Tecnologia pode submeter cidade da Índia à vigilância estatal absoluta, alerta ONG

Anistia Internacional estima que um novo centro de vigilância na cidade de Hyderabad irá operar até 600 mil câmeras simultaneamente

Hyderabad, na Índia, tida como uma das cidades mais vigiadas do mundo, “coloca os direitos humanos em risco” devido à vigilância estatal empreendida através da tecnologia. O alerta é da ONG Anistia Internacional, que lançou a campanha “Ban the scan” (“proíba a digitalização”, em tradução literal) para banir o reconhecimento facial, tecnologia considerada invasiva.

O governo local iniciou a construção de um Centro de Comando e Controle (CCC) que irá combinar a infraestrutura local de CFTV (circuito fechado de TV) com o software de reconhecimento facial (FRT) do Estado em tempo real. De acordo com um levantamento feito pela ONG Internet Freedom Foundation, o Estado de Telangana, onde fica Hyderabad, é o lugar do país que abriga o maior número de projetos de segurança do gênero.

Estima-se que novo centro irá apoiar o processamento de dados de até 600 mil câmeras simultaneamente. O equipamento será operado pela polícia de Hyderabad para rastrear indivíduos.

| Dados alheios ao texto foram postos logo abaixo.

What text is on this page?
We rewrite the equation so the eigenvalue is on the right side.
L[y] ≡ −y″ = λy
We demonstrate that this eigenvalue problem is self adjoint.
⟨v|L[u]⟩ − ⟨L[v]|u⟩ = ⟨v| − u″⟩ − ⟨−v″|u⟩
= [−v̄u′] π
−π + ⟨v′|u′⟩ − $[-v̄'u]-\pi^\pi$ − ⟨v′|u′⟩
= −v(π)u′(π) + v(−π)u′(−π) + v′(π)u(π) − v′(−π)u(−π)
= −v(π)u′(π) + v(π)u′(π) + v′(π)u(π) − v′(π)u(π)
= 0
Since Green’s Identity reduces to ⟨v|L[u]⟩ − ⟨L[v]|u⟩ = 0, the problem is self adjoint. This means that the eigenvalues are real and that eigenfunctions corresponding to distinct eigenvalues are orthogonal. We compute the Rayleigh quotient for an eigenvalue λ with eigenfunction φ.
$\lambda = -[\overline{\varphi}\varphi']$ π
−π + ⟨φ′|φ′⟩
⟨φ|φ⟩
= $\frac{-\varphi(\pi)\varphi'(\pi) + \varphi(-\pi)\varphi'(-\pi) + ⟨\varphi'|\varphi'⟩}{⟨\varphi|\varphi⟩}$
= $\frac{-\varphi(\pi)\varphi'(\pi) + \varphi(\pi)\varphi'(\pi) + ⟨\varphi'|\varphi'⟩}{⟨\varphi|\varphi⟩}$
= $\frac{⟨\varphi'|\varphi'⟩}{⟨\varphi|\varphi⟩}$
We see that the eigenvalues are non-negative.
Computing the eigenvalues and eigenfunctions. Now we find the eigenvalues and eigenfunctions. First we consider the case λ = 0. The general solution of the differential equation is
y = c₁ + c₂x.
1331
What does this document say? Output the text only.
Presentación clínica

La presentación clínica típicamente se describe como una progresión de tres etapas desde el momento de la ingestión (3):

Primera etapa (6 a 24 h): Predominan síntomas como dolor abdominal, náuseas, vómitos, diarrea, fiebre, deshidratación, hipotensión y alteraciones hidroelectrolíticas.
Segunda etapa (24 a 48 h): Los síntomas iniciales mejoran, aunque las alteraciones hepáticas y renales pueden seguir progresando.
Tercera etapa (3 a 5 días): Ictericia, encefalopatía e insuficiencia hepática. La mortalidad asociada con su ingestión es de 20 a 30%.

Para Anistia Internacional, tecnologia tem consequências assustadoras para o direito à liberdade, principalmente das minorias (Foto: WikiCommons)

“Hyderabad está prestes a se tornar uma cidade de vigilância total. É quase impossível andar na rua sem arriscar a exposição ao reconhecimento facial ”, disse Matt Mahmoudi, pesquisador de inteligência artificial (IA) e big data da Anistia Internacional. Ele acrescentou que, além do CCTV, há preocupação que “a prática da aplicação da lei de usar tablets para pesquisar e fotografar civis gratuitamente possa ser usada para reconhecimento facial.”

Na opinião de Quinn McKew, diretor executivo da ARTIGO 19, ONG que promove o direito à liberdade de expressão e de acesso à informação em todo o mundo, a tecnologia de reconhecimento facial pode rastrear quem é o indivíduo, para onde vai, o que faz e quem ele conhece.

“[A FRT] Ameaça os direitos humanos, incluindo o direito à privacidade, e coloca em risco as pessoas mais vulneráveis ​​da sociedade. A construção do CCC tem consequências assustadoras para o direito à liberdade de expressão e reunião”, acusou McKew.

Tecnologia discriminatória

O uso da tecnologia não é novidade no país. A Índia já possui um longo histórico de uso de reconhecimento facial por meio de suas autoridades em contextos que ferem questões de direitos humanos. Entre os episódios mais recentes estão medidas de lockdown relacionadas à pandemia de Covid-19, identificação de eleitores e ações de policiamento em protestos. Entre os principais afetados pelo sistema de vigilância estão minorias e etnias, como muçulmanos, dalits, adivasis e comunidades transgênero, além de outros indivíduos historicamente marginalizados pela sociedade hindu.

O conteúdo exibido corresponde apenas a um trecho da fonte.